McGregor cops UFC title with single punch
LAS VEGAS – Conor McGregor backed up every word he ever said to Jose Aldo with one spectacular punch.
McGregor stopped Aldo with a left hand to the jaw just 13 seconds into the first round Saturday night, claiming the undisputed featherweight title at UFC 194.
McGregor (19-2) finished the fight with an electrifying exchange shortly after the opening bell, slipping Aldo’s lead right and cracking the champ with his formidable punching power.
Aldo (25-2) actually finished his punch and hit McGregor with a left, but the champ fell senseless to the ground. McGregor pounced, only to be pulled off in his fifth consecutive knockout victory.
“What I say happens, happens,” McGregor said. “There is no doubt now.”
Aldo had won 18 consecutive fights over the last 10 years, but not even the only previous 145-pound champion in UFC history could survive McGregor.
The loquacious Irish brawler goaded Aldo throughout the promotion of their delayed bout, only to earn a victory that was even more dramatic than he predicted. McGregor’s victory was the fastest title fight in UFC history, surpassing Ronda Rousey’s 14-second win over Cat Zingano at UFC 184 in February.
“Jose was a phenomenal champion. He deserved to go a little bit longer, but I still feel at the end of the day, precision beats power and timing beats speed,” McGregor said.

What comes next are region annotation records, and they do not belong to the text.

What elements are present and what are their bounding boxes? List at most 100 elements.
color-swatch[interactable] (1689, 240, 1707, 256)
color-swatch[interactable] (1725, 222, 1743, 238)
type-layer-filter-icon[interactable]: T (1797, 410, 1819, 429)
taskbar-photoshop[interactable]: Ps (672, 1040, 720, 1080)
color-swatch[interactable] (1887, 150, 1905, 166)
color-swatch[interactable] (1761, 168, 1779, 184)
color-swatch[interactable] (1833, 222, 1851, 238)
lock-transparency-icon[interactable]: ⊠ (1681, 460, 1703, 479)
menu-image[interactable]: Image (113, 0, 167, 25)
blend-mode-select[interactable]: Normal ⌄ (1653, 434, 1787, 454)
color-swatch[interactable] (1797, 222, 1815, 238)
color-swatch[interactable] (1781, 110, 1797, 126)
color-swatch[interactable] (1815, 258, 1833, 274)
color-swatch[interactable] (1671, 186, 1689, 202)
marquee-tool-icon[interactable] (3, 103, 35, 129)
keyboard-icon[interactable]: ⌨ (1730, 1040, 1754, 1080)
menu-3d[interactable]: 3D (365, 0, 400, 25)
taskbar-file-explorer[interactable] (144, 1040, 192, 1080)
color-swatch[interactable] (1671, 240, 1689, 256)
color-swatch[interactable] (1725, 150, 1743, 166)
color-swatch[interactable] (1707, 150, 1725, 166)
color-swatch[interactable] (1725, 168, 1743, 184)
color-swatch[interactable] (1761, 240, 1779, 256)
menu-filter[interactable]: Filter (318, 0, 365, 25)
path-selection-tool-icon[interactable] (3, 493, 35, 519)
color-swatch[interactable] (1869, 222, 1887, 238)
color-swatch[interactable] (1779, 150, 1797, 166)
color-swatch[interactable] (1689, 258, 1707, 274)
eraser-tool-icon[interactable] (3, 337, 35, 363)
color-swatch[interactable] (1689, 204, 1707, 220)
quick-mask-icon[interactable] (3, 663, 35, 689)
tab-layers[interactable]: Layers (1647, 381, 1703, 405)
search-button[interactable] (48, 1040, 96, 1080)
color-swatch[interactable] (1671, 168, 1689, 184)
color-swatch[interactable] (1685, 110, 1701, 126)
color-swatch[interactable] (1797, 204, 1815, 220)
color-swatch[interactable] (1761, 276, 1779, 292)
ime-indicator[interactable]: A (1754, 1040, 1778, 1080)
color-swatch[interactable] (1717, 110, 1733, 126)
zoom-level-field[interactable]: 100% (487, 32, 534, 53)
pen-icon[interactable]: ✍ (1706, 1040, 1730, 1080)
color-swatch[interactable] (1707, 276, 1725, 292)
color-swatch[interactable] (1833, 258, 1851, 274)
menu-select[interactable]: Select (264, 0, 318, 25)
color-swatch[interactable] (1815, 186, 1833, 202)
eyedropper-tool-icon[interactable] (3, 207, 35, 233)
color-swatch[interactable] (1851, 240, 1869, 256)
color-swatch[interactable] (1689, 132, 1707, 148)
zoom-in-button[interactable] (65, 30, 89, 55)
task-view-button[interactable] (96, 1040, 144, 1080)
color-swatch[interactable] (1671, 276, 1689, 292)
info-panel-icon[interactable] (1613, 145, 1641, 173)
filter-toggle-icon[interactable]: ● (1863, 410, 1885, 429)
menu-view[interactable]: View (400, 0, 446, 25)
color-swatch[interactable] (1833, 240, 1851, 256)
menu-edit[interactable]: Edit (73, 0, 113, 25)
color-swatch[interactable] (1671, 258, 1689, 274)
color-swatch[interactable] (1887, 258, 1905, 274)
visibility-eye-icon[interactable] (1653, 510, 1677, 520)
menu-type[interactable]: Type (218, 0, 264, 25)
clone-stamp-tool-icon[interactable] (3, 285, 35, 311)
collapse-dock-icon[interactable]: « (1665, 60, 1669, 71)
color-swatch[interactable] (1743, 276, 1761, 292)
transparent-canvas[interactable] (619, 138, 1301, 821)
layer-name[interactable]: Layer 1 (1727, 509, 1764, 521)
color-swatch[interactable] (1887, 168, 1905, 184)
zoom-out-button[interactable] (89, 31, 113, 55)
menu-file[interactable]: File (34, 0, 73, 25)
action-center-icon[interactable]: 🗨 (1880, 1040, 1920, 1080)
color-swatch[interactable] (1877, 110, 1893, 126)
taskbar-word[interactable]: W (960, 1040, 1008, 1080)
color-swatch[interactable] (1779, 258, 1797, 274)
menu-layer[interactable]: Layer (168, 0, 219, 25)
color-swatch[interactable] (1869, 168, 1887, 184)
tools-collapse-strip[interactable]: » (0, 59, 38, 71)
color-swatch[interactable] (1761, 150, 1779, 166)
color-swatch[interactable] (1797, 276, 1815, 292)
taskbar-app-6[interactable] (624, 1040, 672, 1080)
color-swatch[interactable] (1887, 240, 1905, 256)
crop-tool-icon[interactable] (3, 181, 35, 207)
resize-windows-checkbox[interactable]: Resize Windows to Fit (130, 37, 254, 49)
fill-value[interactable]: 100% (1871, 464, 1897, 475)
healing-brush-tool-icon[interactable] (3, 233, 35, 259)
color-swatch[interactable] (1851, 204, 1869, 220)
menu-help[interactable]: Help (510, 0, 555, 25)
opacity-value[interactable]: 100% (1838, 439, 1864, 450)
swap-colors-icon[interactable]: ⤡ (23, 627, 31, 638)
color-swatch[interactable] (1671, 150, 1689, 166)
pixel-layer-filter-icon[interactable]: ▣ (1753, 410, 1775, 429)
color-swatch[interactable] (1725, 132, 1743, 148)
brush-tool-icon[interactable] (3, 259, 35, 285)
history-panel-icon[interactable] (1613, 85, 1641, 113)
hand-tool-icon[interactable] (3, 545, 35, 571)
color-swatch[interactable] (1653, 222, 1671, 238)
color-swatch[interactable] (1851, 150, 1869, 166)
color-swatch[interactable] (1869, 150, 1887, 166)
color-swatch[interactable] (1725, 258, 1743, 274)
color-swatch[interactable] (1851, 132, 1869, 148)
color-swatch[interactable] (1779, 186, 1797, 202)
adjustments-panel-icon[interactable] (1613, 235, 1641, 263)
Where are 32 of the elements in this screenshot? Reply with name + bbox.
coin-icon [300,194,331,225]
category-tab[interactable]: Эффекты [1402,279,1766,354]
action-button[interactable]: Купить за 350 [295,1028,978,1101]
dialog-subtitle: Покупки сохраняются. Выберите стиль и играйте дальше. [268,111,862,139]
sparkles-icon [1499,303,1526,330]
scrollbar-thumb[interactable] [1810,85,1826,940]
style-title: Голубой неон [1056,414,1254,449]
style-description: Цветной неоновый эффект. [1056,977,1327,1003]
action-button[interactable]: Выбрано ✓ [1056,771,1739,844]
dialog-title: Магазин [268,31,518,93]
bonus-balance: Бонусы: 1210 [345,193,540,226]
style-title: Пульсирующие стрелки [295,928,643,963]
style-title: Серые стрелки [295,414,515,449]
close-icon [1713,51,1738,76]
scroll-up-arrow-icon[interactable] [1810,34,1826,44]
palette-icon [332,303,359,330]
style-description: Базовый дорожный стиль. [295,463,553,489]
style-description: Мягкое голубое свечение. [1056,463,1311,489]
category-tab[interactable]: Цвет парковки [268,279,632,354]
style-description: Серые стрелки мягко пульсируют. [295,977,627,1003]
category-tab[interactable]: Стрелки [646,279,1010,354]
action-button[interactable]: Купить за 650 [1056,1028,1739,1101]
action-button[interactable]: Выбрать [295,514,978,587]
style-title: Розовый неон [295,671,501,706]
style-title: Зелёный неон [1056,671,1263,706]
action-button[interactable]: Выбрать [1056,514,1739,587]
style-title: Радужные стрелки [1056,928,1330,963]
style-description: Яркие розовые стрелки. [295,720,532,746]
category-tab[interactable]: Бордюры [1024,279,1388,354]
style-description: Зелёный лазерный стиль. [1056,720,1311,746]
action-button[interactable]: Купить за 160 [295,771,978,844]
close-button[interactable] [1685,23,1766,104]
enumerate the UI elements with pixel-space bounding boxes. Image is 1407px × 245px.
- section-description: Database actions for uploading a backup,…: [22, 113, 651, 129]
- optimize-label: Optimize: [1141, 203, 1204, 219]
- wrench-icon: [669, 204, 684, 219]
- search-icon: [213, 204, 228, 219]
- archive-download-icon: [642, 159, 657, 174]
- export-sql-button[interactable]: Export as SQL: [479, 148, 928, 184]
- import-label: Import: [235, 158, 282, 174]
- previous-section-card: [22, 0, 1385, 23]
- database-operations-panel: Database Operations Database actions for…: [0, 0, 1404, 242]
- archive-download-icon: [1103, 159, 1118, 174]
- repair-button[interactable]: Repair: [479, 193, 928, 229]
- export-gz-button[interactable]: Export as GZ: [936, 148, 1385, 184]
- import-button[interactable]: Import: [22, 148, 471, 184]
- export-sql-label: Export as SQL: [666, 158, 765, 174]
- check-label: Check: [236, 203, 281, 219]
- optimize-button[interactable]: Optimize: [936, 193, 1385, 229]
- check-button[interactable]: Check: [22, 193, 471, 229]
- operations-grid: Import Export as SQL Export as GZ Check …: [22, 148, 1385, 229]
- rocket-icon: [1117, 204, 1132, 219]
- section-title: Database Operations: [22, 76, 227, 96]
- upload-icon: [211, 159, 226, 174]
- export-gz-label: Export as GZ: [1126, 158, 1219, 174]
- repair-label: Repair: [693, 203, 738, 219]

Luke Rockhold also claimed the UFC middleweight title with a bloody fourth-round stoppage of previously unbeaten champion Chris Weidman in front of a frenzied crowd at the MGM Grand Garden Arena.
But the sellout crowd was packed with thousands of screaming Irish fans who traveled to see whether their braggadocious countryman could back up his talk. The fans celebrated long after McGregor left the cage, singing and carousing and forming a lengthy conga line.
McGregor, a former plumber who was fairly late to take up mixed martial arts as a career, has won 15 consecutive fights since November 2010 while building an international celebrity on his combination of MMA skill and verbal dexterity. He is 7-0 in UFC bouts, stopping all but one opponent with his vaunted punching power.
McGregor picked one of the UFC’s most daunting targets in Aldo, who had made seven consecutive title defenses. The Irishman targeted the imperious Brazilian champion with a steady stream of trash talk and entertaining antics, infuriating Aldo while making himself into a pay-per-view draw and the UFC’s second-biggest star behind Rousey.